Colomban, reconnu coupable sans circonstances atténuantes, fut condamné au maximum de la peine. Les jurés signèrent aussitôt un recours en rigueur.

Sur la place du Palais, au bord du fleuve dont les rives avaient vu douze siècles d'une grande histoire, cinquante mille personnes attendaient dans le tumulte l'issue du procès. Là s'agitaient les dignitaires de l'association des antipyrots, parmi lesquels on remarquait le prince des Boscénos, le comte Cléna, le vicomte Olive, M. de la Trumelle; là se pressaient le révérend père Agaric et les professeurs de l'école Saint-Maël avec tous leurs élèves; là, le moine Douillard et le généralissime Caraguel, en se tenant embrassés, formaient un groupe sublime, et l'on voyait accourir par le Pont-Vieux les dames de la halle et des lavoirs, avec des broches, des pelles, des pincettes, des battoirs et des chaudrons d'eau de Javel; devant les portes de bronze, sur les marches, était rassemblé tout ce qu'Alca comptait de défenseurs de Pyrot, professeurs, publicistes, ouvriers, les uns conservateurs, les autres radicaux ou révolutionnaires, et l'on reconnaissait, à leur tenue négligée et à leur aspect farouche, les camarades Phoenix, Larrivée, Lapersonne, Dagobert et Varambille.
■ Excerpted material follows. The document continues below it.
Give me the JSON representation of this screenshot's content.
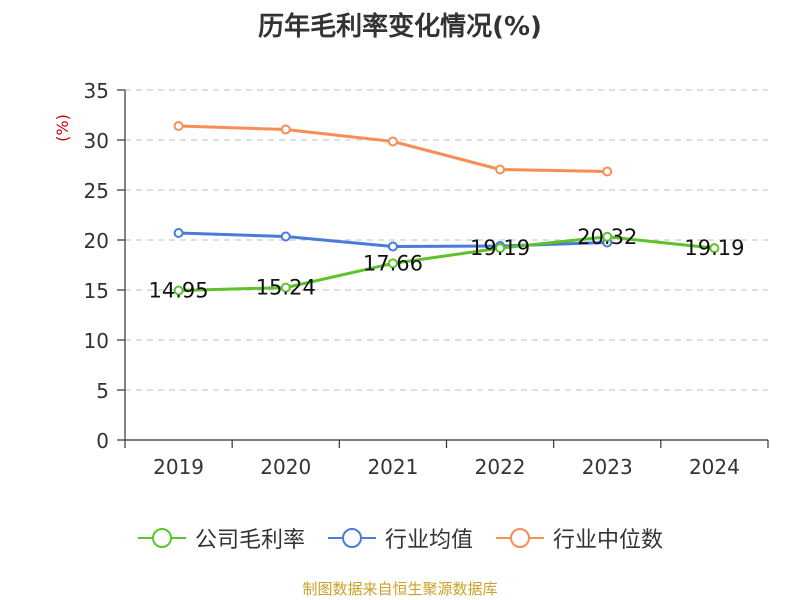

Serré dans sa redingote funèbre et coiffé de son chapeau cérémonieux, Bidault-Coquille invoquait en faveur de Colomban et du colonel Hastaing les mathématiques sentimentales. Sur la plus haute marche resplendissait, souriante et farouche, Maniflore, courtisane héroïque, jalouse de mériter, comme Léena un monument glorieux ou, comme Epicharis, les louanges de l'histoire.

Les sept cents pyrots, déguisés en marchands de limonade, en camelots, en ramasseurs de mégots et en antipyrots, erraient autour du vaste édifice.